When I got the emptiness, it lasted for years. Whatever else came, came in the emptiness and I could at any time withdraw from the activity into the pure silent peace.

You write: “When I got the emptiness, it lasted for years. Whatever else came, came in the emptiness….” In my case, I do not see anything coming in. It remains always the same, or grows. But of course it may be preparing the nature for a higher descent.

I had the sheer emptiness with nothing in it for many months together. It is not emptiness really – for there is no such thing as emptiness – but the pure experience of the Self. Your mind accustomed to all sorts of movements looks at it in a negative way, that is all.

I found it difficult to read, because the higher consciousness was trying to come down and I felt much pressure on the head.

It ought to be possible to read with the inner consciousness looking on and, as it were, seeing the act of reading. In the condition of absolute inner silence I was making speeches and conducting a newspaper, but all that got itself done without any thought entering my mind or the silence being in the least disturbed or diminished.

Sometimes I feel a sort of void, as if I was just an immobile statue. My mind, life and body are emptied of energy. As a result I find it almost impossible to work.

What you describe is not at all a drawing away of life-energy; it is simply the effect of voidness and stillness caused in the lower parts by the consciousness being located above. It is quite consistent with action, only one must get accustomed to the idea of the possibility of action under these conditions. In a greater state of emptiness I carried on a daily newspaper and made a dozen speeches in the course of three or four days – but I did not manage that in any way; it happened. The Force made the body do the work without any inner activity.
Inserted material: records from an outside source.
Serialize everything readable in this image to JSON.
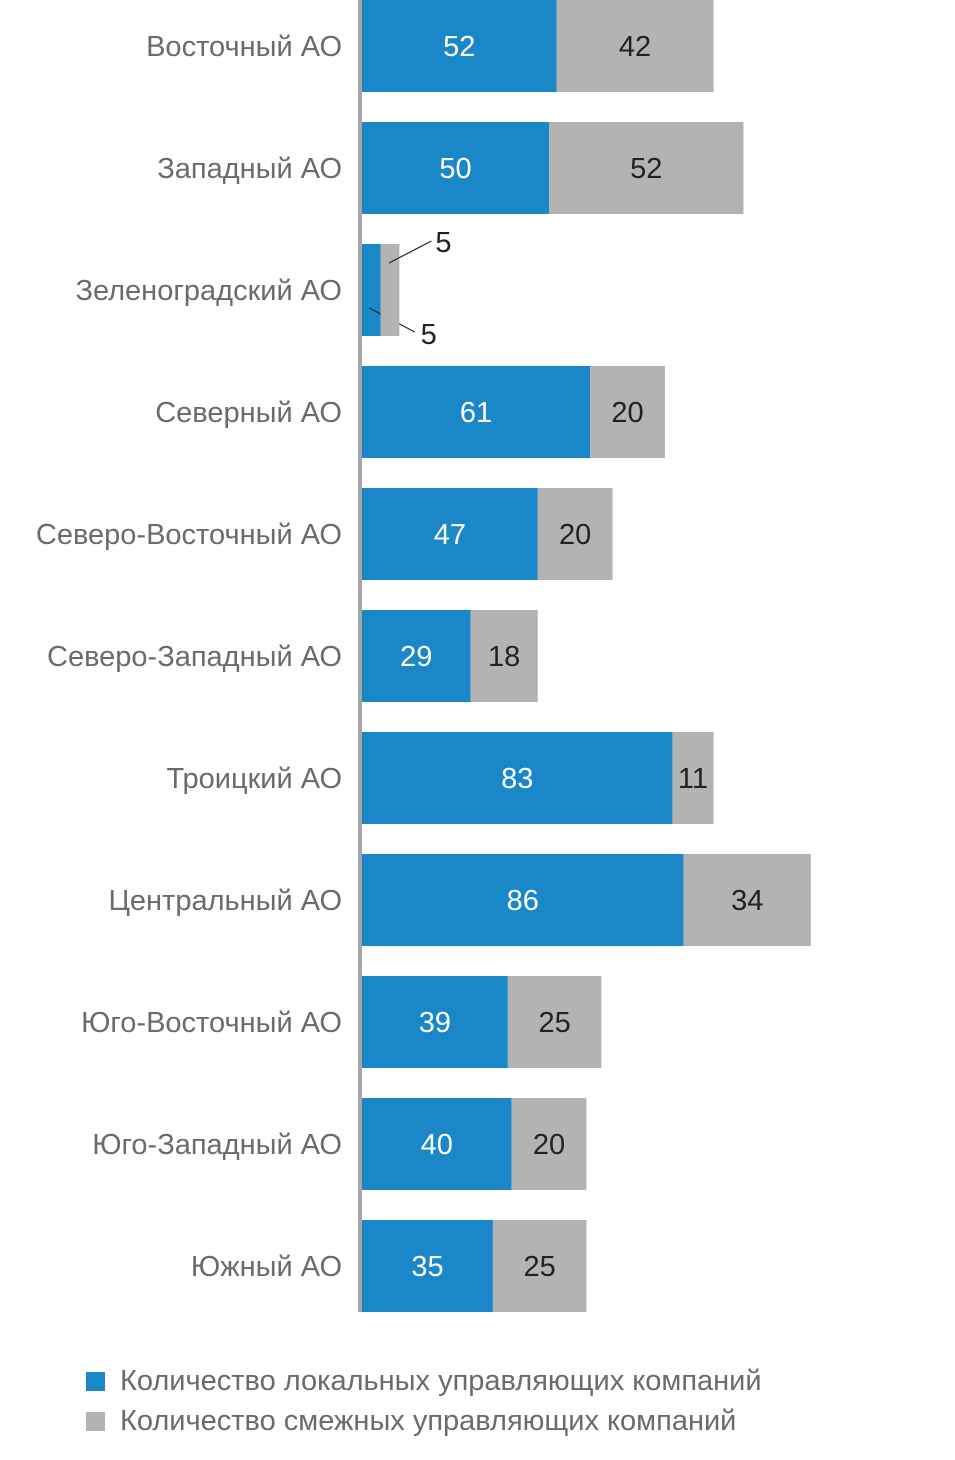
{
  "chart_data": {
    "type": "bar",
    "orientation": "horizontal",
    "stacked": true,
    "categories": [
      "Восточный АО",
      "Западный АО",
      "Зеленоградский АО",
      "Северный АО",
      "Северо-Восточный АО",
      "Северо-Западный АО",
      "Троицкий АО",
      "Центральный АО",
      "Юго-Восточный АО",
      "Юго-Западный АО",
      "Южный АО"
    ],
    "series": [
      {
        "name": "Количество локальных управляющих компаний",
        "color": "#1a87c9",
        "values": [
          52,
          50,
          5,
          61,
          47,
          29,
          83,
          86,
          39,
          40,
          35
        ]
      },
      {
        "name": "Количество смежных управляющих компаний",
        "color": "#b3b3b3",
        "values": [
          42,
          52,
          5,
          20,
          20,
          18,
          11,
          34,
          25,
          20,
          25
        ]
      }
    ],
    "legend": "bottom-left",
    "grid": false
  }
}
I am not able to distinguish this voidness caused by the drawing of life-energy and that produced by a spiritual emptiness.

The drawing of the life-energy leaves the body lifeless, helpless, empty and impotent, but it is attended by no experience except a great suffering and unease sometimes.
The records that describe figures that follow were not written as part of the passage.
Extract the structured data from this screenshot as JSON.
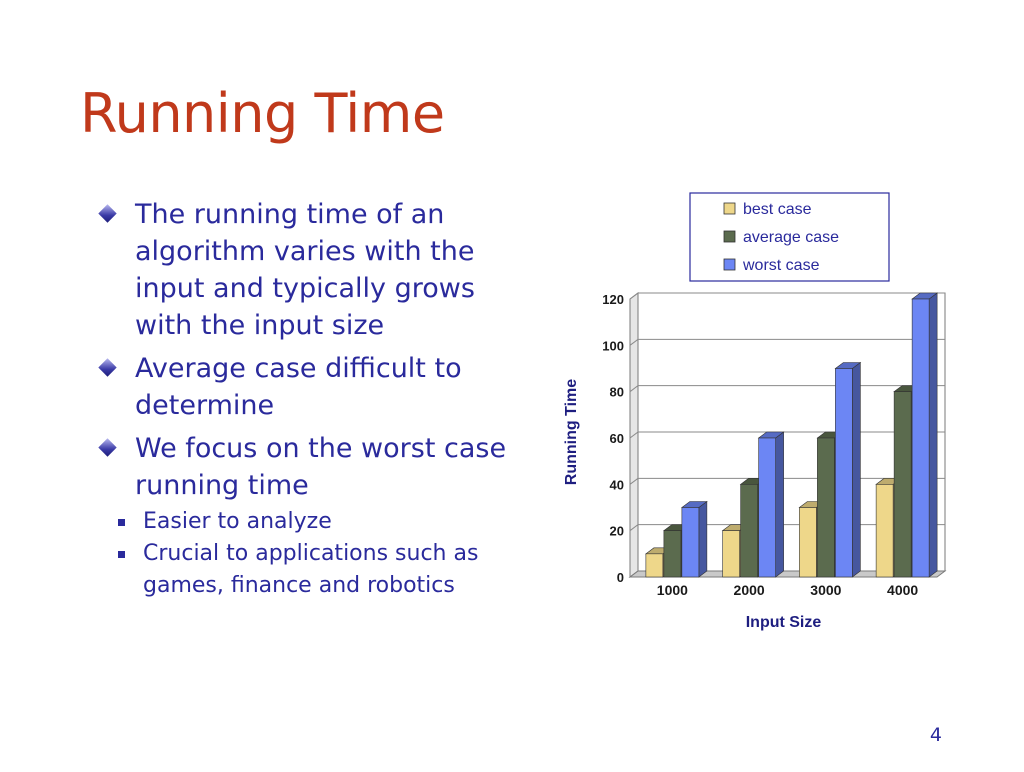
{
  "slide": {
    "title": "Running Time",
    "bullets": [
      {
        "text": "The running time of an algorithm varies with the input and typically grows with the input size"
      },
      {
        "text": "Average case difficult to determine"
      },
      {
        "text": "We focus on the worst case running time"
      }
    ],
    "sub_bullets": [
      {
        "text": "Easier to analyze"
      },
      {
        "text": "Crucial to applications such as games, finance and robotics"
      }
    ],
    "page_number": "4"
  },
  "colors": {
    "title": "#c0391b",
    "text": "#2a2a9c",
    "axis_label": "#1e1e80"
  },
  "chart_data": {
    "type": "bar",
    "categories": [
      "1000",
      "2000",
      "3000",
      "4000"
    ],
    "series": [
      {
        "name": "best case",
        "values": [
          10,
          20,
          30,
          40
        ],
        "color": "#eed78a"
      },
      {
        "name": "average case",
        "values": [
          20,
          40,
          60,
          80
        ],
        "color": "#5b6b4e"
      },
      {
        "name": "worst case",
        "values": [
          30,
          60,
          90,
          120
        ],
        "color": "#6c86f4"
      }
    ],
    "xlabel": "Input Size",
    "ylabel": "Running Time",
    "ylim": [
      0,
      120
    ],
    "yticks": [
      0,
      20,
      40,
      60,
      80,
      100,
      120
    ],
    "grid": true,
    "legend_position": "top",
    "style": "3d"
  }
}
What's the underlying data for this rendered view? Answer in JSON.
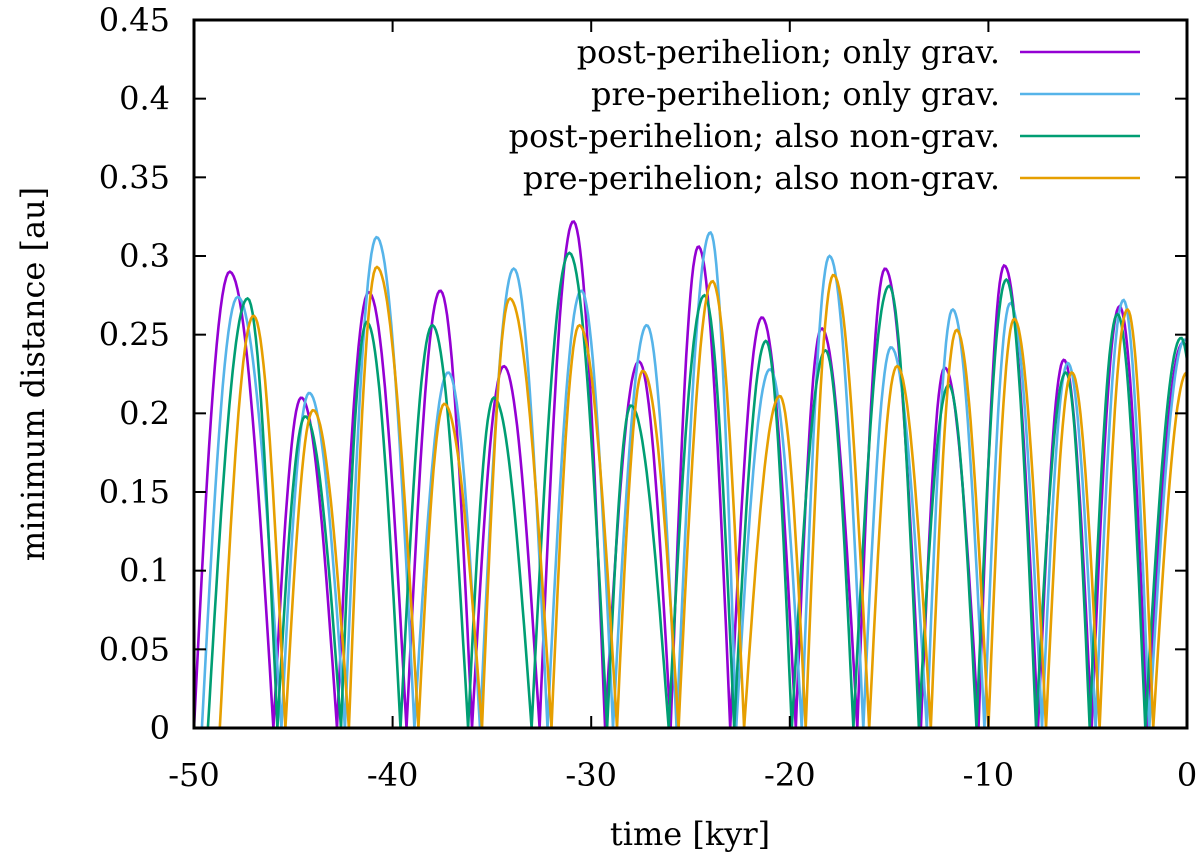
{
  "chart_data": {
    "type": "line",
    "title": "",
    "xlabel": "time [kyr]",
    "ylabel": "minimum distance [au]",
    "xlim": [
      -50,
      0
    ],
    "ylim": [
      0,
      0.45
    ],
    "x_ticks": [
      -50,
      -40,
      -30,
      -20,
      -10,
      0
    ],
    "x_tick_labels": [
      "-50",
      "-40",
      "-30",
      "-20",
      "-10",
      "0"
    ],
    "y_ticks": [
      0,
      0.05,
      0.1,
      0.15,
      0.2,
      0.25,
      0.3,
      0.35,
      0.4,
      0.45
    ],
    "y_tick_labels": [
      "0",
      "0.05",
      "0.1",
      "0.15",
      "0.2",
      "0.25",
      "0.3",
      "0.35",
      "0.4",
      "0.45"
    ],
    "grid": false,
    "legend_position": "top-right",
    "series": [
      {
        "name": "post-perihelion; only grav.",
        "color": "#9400d3",
        "peaks": [
          {
            "x": -48.2,
            "y": 0.29
          },
          {
            "x": -44.6,
            "y": 0.21
          },
          {
            "x": -41.2,
            "y": 0.277
          },
          {
            "x": -37.6,
            "y": 0.278
          },
          {
            "x": -34.4,
            "y": 0.23
          },
          {
            "x": -30.9,
            "y": 0.322
          },
          {
            "x": -27.6,
            "y": 0.233
          },
          {
            "x": -24.6,
            "y": 0.306
          },
          {
            "x": -21.4,
            "y": 0.261
          },
          {
            "x": -18.4,
            "y": 0.254
          },
          {
            "x": -15.2,
            "y": 0.292
          },
          {
            "x": -12.2,
            "y": 0.229
          },
          {
            "x": -9.2,
            "y": 0.294
          },
          {
            "x": -6.2,
            "y": 0.234
          },
          {
            "x": -3.4,
            "y": 0.268
          },
          {
            "x": -0.2,
            "y": 0.245
          }
        ],
        "zeros": [
          -50.0,
          -46.0,
          -42.8,
          -39.3,
          -36.0,
          -32.6,
          -29.3,
          -26.0,
          -23.0,
          -19.7,
          -16.6,
          -13.4,
          -10.5,
          -7.5,
          -4.8,
          -2.0
        ]
      },
      {
        "name": "pre-perihelion; only grav.",
        "color": "#56b4e9",
        "peaks": [
          {
            "x": -47.8,
            "y": 0.274
          },
          {
            "x": -44.2,
            "y": 0.213
          },
          {
            "x": -40.8,
            "y": 0.312
          },
          {
            "x": -37.2,
            "y": 0.226
          },
          {
            "x": -33.9,
            "y": 0.292
          },
          {
            "x": -30.5,
            "y": 0.278
          },
          {
            "x": -27.2,
            "y": 0.256
          },
          {
            "x": -24.0,
            "y": 0.315
          },
          {
            "x": -21.0,
            "y": 0.228
          },
          {
            "x": -18.0,
            "y": 0.3
          },
          {
            "x": -14.9,
            "y": 0.242
          },
          {
            "x": -11.8,
            "y": 0.266
          },
          {
            "x": -8.9,
            "y": 0.27
          },
          {
            "x": -6.0,
            "y": 0.232
          },
          {
            "x": -3.2,
            "y": 0.272
          },
          {
            "x": -0.1,
            "y": 0.247
          }
        ],
        "zeros": [
          -49.6,
          -45.6,
          -42.4,
          -38.9,
          -35.6,
          -32.2,
          -28.9,
          -25.7,
          -22.7,
          -19.4,
          -16.3,
          -13.1,
          -10.2,
          -7.3,
          -4.6,
          -1.9
        ]
      },
      {
        "name": "post-perihelion; also non-grav.",
        "color": "#009e73",
        "peaks": [
          {
            "x": -47.3,
            "y": 0.273
          },
          {
            "x": -44.4,
            "y": 0.198
          },
          {
            "x": -41.3,
            "y": 0.258
          },
          {
            "x": -38.0,
            "y": 0.256
          },
          {
            "x": -34.9,
            "y": 0.21
          },
          {
            "x": -31.1,
            "y": 0.302
          },
          {
            "x": -28.0,
            "y": 0.205
          },
          {
            "x": -24.3,
            "y": 0.275
          },
          {
            "x": -21.2,
            "y": 0.246
          },
          {
            "x": -18.2,
            "y": 0.24
          },
          {
            "x": -15.0,
            "y": 0.281
          },
          {
            "x": -12.0,
            "y": 0.218
          },
          {
            "x": -9.1,
            "y": 0.285
          },
          {
            "x": -6.1,
            "y": 0.226
          },
          {
            "x": -3.5,
            "y": 0.263
          },
          {
            "x": -0.3,
            "y": 0.248
          }
        ],
        "zeros": [
          -49.3,
          -45.8,
          -42.6,
          -39.6,
          -36.2,
          -33.0,
          -29.2,
          -26.1,
          -22.8,
          -19.9,
          -16.8,
          -13.5,
          -10.6,
          -7.6,
          -4.9,
          -2.1
        ]
      },
      {
        "name": "pre-perihelion; also non-grav.",
        "color": "#e69f00",
        "peaks": [
          {
            "x": -47.0,
            "y": 0.262
          },
          {
            "x": -44.0,
            "y": 0.202
          },
          {
            "x": -40.8,
            "y": 0.293
          },
          {
            "x": -37.4,
            "y": 0.206
          },
          {
            "x": -34.1,
            "y": 0.273
          },
          {
            "x": -30.6,
            "y": 0.256
          },
          {
            "x": -27.4,
            "y": 0.227
          },
          {
            "x": -23.9,
            "y": 0.284
          },
          {
            "x": -20.5,
            "y": 0.211
          },
          {
            "x": -17.8,
            "y": 0.288
          },
          {
            "x": -14.6,
            "y": 0.23
          },
          {
            "x": -11.6,
            "y": 0.253
          },
          {
            "x": -8.7,
            "y": 0.26
          },
          {
            "x": -5.8,
            "y": 0.226
          },
          {
            "x": -3.0,
            "y": 0.266
          },
          {
            "x": 0.0,
            "y": 0.226
          }
        ],
        "zeros": [
          -48.7,
          -45.4,
          -42.2,
          -38.7,
          -35.5,
          -32.0,
          -28.7,
          -25.6,
          -22.3,
          -19.2,
          -16.0,
          -12.9,
          -10.0,
          -7.1,
          -4.4,
          -1.7
        ]
      }
    ]
  }
}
You had the emptiness for several years together. But yours seemed to be of a different kind than mine. For you could use it as a wall against anything undesirable.
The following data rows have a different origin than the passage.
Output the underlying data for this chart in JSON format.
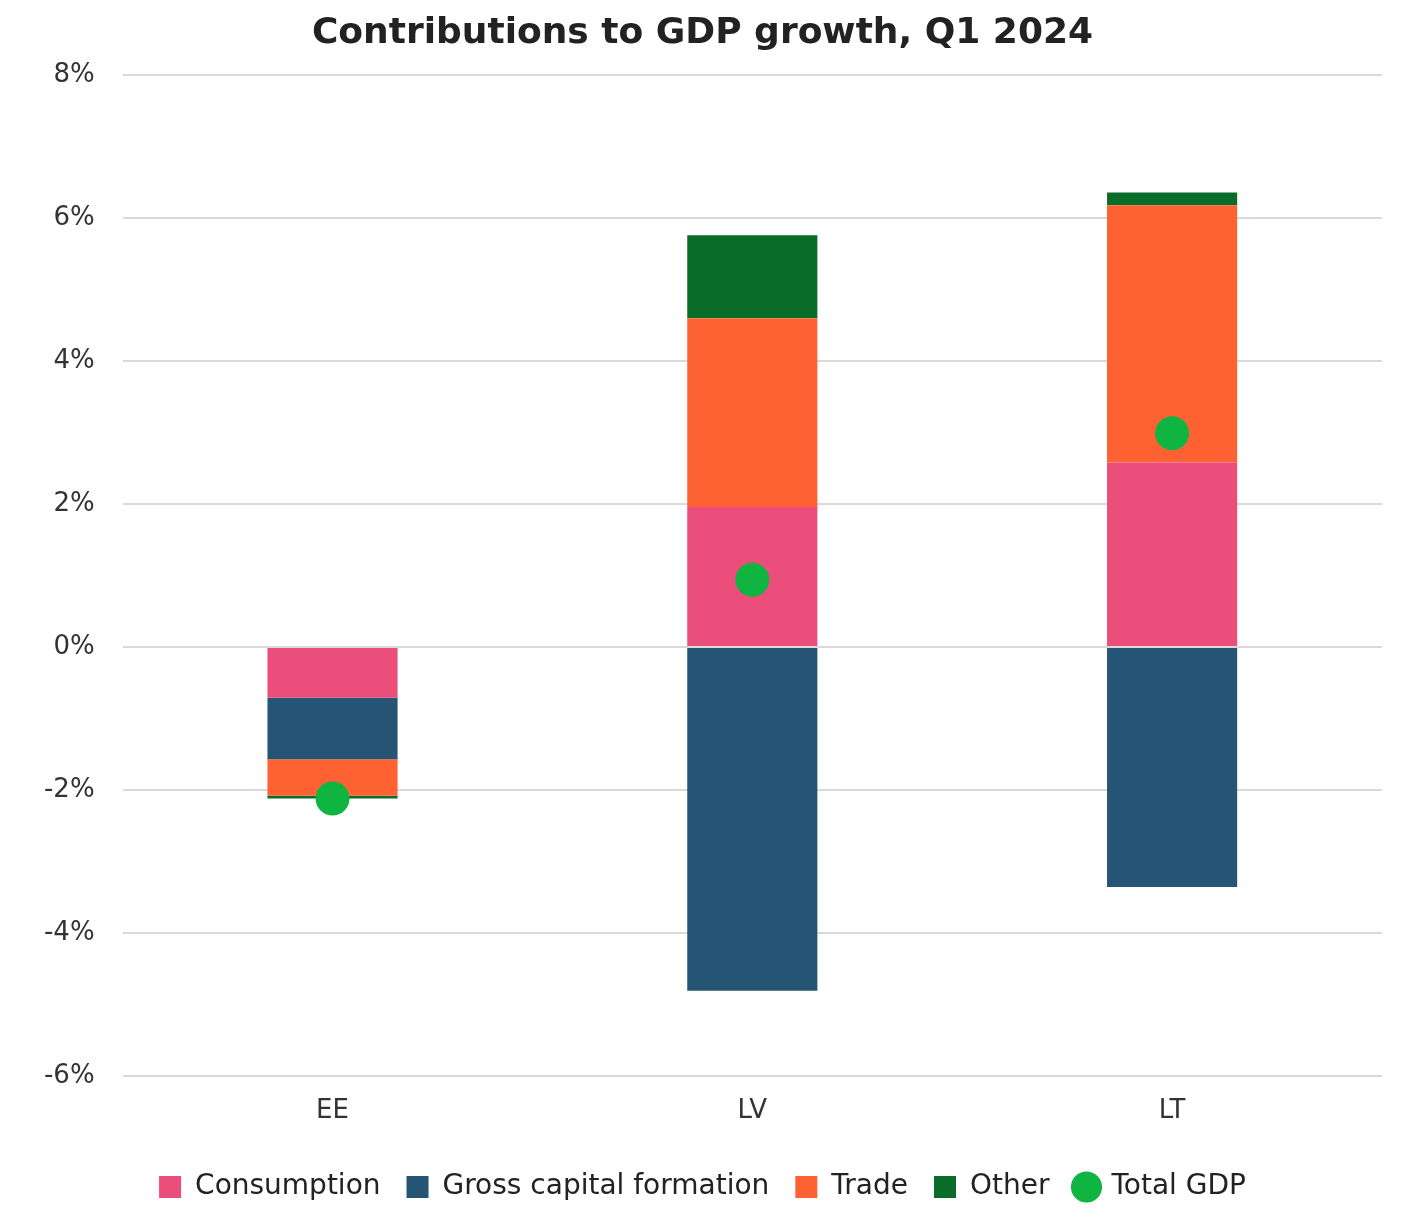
{
  "chart_data": {
    "type": "bar",
    "title": "Contributions to GDP growth, Q1 2024",
    "categories": [
      "EE",
      "LV",
      "LT"
    ],
    "stacked": true,
    "series": [
      {
        "name": "Consumption",
        "color": "#ec4e7c",
        "values": [
          -0.71,
          1.96,
          2.58
        ]
      },
      {
        "name": "Gross capital formation",
        "color": "#255474",
        "values": [
          -0.86,
          -4.81,
          -3.36
        ]
      },
      {
        "name": "Trade",
        "color": "#ff6232",
        "values": [
          -0.51,
          2.64,
          3.6
        ]
      },
      {
        "name": "Other",
        "color": "#096c29",
        "values": [
          -0.04,
          1.16,
          0.18
        ]
      },
      {
        "name": "Total GDP",
        "type": "scatter",
        "marker": "circle",
        "color": "#10b441",
        "x": [
          "EE",
          "LV",
          "LT"
        ],
        "values": [
          -2.12,
          0.94,
          2.99
        ]
      }
    ],
    "ylim": [
      -6,
      8
    ],
    "yticks": [
      {
        "value": -6,
        "label": "-6%"
      },
      {
        "value": -4,
        "label": "-4%"
      },
      {
        "value": -2,
        "label": "-2%"
      },
      {
        "value": 0,
        "label": "0%"
      },
      {
        "value": 2,
        "label": "2%"
      },
      {
        "value": 4,
        "label": "4%"
      },
      {
        "value": 6,
        "label": "6%"
      },
      {
        "value": 8,
        "label": "8%"
      }
    ],
    "grid": "y",
    "legend": "bottom"
  }
}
I never used it as a wall against anything. You seem to know more about my sadhana than I do.

I believe I have as many hours of hard external work to do as almost anyone in the Asram and I am not aware that I have any leisure or spend even the very short time I have for concentration in a blissful quietism communing with the silent Brahman. Even my concentration is of the nature of action and it is not an airy quietistic contemplation as your informants seem to imagine.

I may add that I have not spent my life shouting down the quietistic ideal and sadhana without knowing why they followed it. All the experiences that the quietistic sadhana can give, I have had, the realisation of the featureless Parabrahman, Maya, Sunya, the illusoriness of the world, the Akshara Purusha. I know also perfectly well why they turned away from the world and have gone through all the million difficulties which they did not care to face. None of the difficulties of which you enumerate one or two are strange to me – only I did not put the blame of them on anybody or on the Yoga and I overcame them.

Anybody can do the quietistic Yoga, who wants to do it. But if anyone imagines that they [the quietistic yogas] are easy and that these difficulties do not occur there or that the sadhakas of these paths are all of them perfected saints free from the human passions and defects which you see here among the sadhakas, he is labouring under a great delusion. No path of Yoga is easy and to imagine that by leaving the world and plunging inside oneself one automatically shuffles off the vital and external nature is an illusion. If I ask you to develop equanimity and egolessness by work done with opening to the Divine, it is because it is so that I did it and it is so that it can best be done and not by retiring into oneself and shutting oneself away from all that can disturb equanimity and excite the ego. As for concentration and perfection of the being and the finding of the inner self, I did as much of it walking in the streets of Calcutta to my work or in dealing with men during my work as alone and in solitude.